愛してるって言って 。

・・・男の人なのに


部屋の中すごく綺麗にしてるんだなぁ~ 。



健 「 なぁ 。 」



健志はそう言いながらあたしの隣に座った 。



健「 お前は何を抱えてる・・・?
話したくないなら別にいい 。
ただ・・・助けてほしいって思ってんなら
ゆっくりでいいから話してくれないか ・・・? 」



・・・・・・・・・


あたしはこの人なら・・・



この人なら分かってくれるんじゃないか 。



この人なら助けてくれるんじゃないか 。




・・・そう思った 。



柚 「 ・・・・・・ あたしはいらない子 ・・・ なの ・・・ 。
お母さんだって・・・周りの人だって
あたしが・・・あたしが居なくなれば喜んでくれるのっ!!! ・・・っ。 」


ぎゅ・・・っ・・・・・・





健志はあたしを抱きしめていた 。






・・・な・・・んで・・・




健 「 苦しかったな 。 1人でずっと辛い想いしてたんだな 。
・・・・・・ でもな 、 もう2度と死のうなんて考えんな 。 ・・・分かった? 」



柚 「・・・・っ。・・・・・・うぅっ。

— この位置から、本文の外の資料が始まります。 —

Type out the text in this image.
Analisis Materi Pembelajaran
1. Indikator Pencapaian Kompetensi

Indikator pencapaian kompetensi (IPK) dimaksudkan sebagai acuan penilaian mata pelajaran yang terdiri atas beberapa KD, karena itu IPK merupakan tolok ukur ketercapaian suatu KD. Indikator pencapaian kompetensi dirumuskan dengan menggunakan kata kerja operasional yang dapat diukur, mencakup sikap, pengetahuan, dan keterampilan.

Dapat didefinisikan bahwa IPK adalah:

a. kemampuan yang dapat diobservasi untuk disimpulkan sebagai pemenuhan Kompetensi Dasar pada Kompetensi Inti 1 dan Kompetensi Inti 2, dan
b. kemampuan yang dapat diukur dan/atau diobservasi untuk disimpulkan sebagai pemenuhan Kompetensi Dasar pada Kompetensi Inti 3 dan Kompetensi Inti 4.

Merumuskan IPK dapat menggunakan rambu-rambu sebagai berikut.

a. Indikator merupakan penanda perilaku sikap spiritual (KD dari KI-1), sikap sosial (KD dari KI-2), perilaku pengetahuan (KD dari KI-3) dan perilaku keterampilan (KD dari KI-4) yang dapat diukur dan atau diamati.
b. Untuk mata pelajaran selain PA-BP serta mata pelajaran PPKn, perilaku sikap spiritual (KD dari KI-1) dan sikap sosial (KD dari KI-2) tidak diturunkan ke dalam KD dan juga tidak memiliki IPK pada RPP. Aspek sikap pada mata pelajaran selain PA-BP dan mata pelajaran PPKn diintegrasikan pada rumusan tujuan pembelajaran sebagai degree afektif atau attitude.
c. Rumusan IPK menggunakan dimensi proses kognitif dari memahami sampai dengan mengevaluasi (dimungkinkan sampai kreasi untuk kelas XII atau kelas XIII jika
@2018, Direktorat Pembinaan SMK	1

・・・」


健 「 よしよし 。 しゃーねぇーなっ
泣き止むまで 、 俺が傍に居てやるよ 。」



あたしは涙が枯れるんじゃないかってぐらい


健志の胸の中で泣いた 。


健志はその間 、

強く抱きしめて頭を撫でてくれていた・・・





健 「 ・・・落ち着いたか? 」



身体を離すとそう言って微笑んできた 。



柚 「 ・・・・うん 。 ・・・ありがと 。 」




健 「 おう 。 また辛くなった時は言えよ 。
いつでも抱きしめてやるから 。 」


ちょっと意地悪な顔でこっちを見たあと 、



「 俺がお前の兄貴になってやる 。 」



・・・・・・・・・・・・




柚 「 ・・・兄貴・・・? 」



健 「 兄貴 。 お前どうせ 、 そのろくでもねぇ母親しか
家族いねぇーんだろ?
だったら俺がお前を守る兄貴になってやる 。 」





・・・あたしは夢を見ているのかな・・・?



この人のことなら信じられる 。





なんの根拠もない 。




だけどあたしはそう思ったんだ 。




「 ・・・っっ。 うっ・・・ うんっ !! 」




健 「 まーた泣く ( 笑 ) よしよし 、 もう大丈夫だから 。 」



神様・・・これは夢ですか・・・?




あたしは夢を見ているかのように幸せだった 。